Cellular senescence contributes to degenerative aging. The burden of senescent cells increases throughout the body with age, and these cells disrupt tissue function and health via their inflammatory secretions. Senescence is an end state in nature, irreversible once a cell has become senescent. Researchers have nonetheless found ways to force cells out of senescence, and while this line of work is not very advanced, it has been suggested as the basis for alternatives to senolytic therapies that force the destruction of senescent cells.
The majority of cells entering senescence do so because their telomeres have shortened due to cell division, reaching the Hayflick limit, not because they became damaged and potentially cancerous. But reversing senescence has always come with the accompanying question of what to do about cells that are senescent due to mutational damage to the genome: returning potentially cancerous cells to normal operation does not seem like a good idea. Researchers here expand the importance of that question. It seems plausible that all senescent cells have significant levels of genomic damage, generated on entry to senescence, regardless of the cause of senescence.

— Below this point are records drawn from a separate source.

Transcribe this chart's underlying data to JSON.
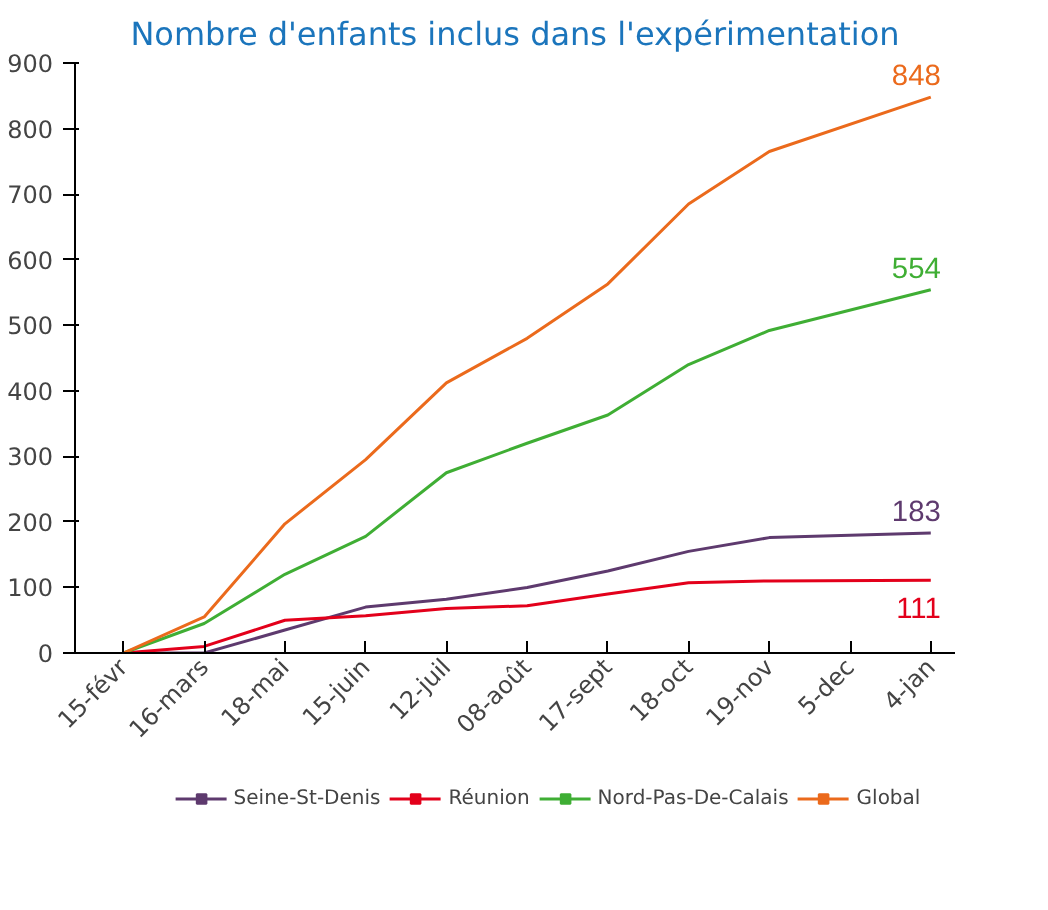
{
  "chart_data": {
    "type": "line",
    "title": "Nombre d'enfants inclus dans l'expérimentation",
    "categories": [
      "15-févr",
      "16-mars",
      "18-mai",
      "15-juin",
      "12-juil",
      "08-août",
      "17-sept",
      "18-oct",
      "19-nov",
      "5-dec",
      "4-jan"
    ],
    "series": [
      {
        "name": "Seine-St-Denis",
        "color": "#5e3a6e",
        "values": [
          0,
          0,
          35,
          70,
          82,
          100,
          125,
          155,
          176,
          null,
          183
        ],
        "value_labels": [
          null,
          null,
          null,
          null,
          null,
          null,
          null,
          null,
          null,
          null,
          "183"
        ]
      },
      {
        "name": "Réunion",
        "color": "#e3001b",
        "values": [
          0,
          10,
          50,
          57,
          68,
          72,
          90,
          107,
          110,
          null,
          111
        ],
        "value_labels": [
          null,
          null,
          null,
          null,
          null,
          null,
          null,
          null,
          null,
          null,
          "111"
        ]
      },
      {
        "name": "Nord-Pas-De-Calais",
        "color": "#3fae34",
        "values": [
          0,
          45,
          120,
          178,
          275,
          320,
          363,
          440,
          492,
          null,
          554
        ],
        "value_labels": [
          null,
          null,
          null,
          null,
          null,
          null,
          null,
          null,
          null,
          null,
          "554"
        ]
      },
      {
        "name": "Global",
        "color": "#eb6a1c",
        "values": [
          0,
          55,
          197,
          295,
          412,
          480,
          563,
          685,
          765,
          null,
          848
        ],
        "value_labels": [
          null,
          null,
          null,
          null,
          null,
          null,
          null,
          null,
          null,
          null,
          "848"
        ]
      }
    ],
    "ylim": [
      0,
      900
    ],
    "yticks": [
      0,
      100,
      200,
      300,
      400,
      500,
      600,
      700,
      800,
      900
    ],
    "grid": false,
    "legend": "bottom",
    "marker": "none",
    "line_style": "solid"
  }
}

Researchers have shown that cellular senescence, which occurs when aging cells stop dividing, is caused by irreversible damage to the genome rather than simply by telomere erosion. This discovery goes against the scientific model most widely adopted in the last 15 years, which is based on one principle: telomeres, caps located at the ends of chromosomes whose purpose is to protect genetic information, erode with each cell division. When they get too short, they tell the cell to stop dividing, thus preventing damage to its DNA. Made dormant, the cell enters senescence.
"What's most surprising is that, before really entering senescence, the cells divide one last time. In fact, the cell division caused by telomere dysfunction is so unstable that it ends up creating genetic defects. Contrary to what was believed, senescent cells have an abnormal genome. That's what we show in our study. Genetically, we were able to reproduce the phenomenon of cellular aging in the laboratory and ensured that all the telomeres of a population of cells became dysfunctional. With our equipment, we then observed in real time what was happening inside each single cell."
With time, senescent cells build up in the body and are responsible for the development of diseases such as cancer. This study, therefore, opens up new research opportunities. For example, could telomeres be repaired prior to the senescence phase, thereby preventing cellular aging and genomic instability? The scientific community has been debating this potential cellular rejuvenation for several years now. Nevertheless, these emerging therapeutic approaches still need fine-tuning.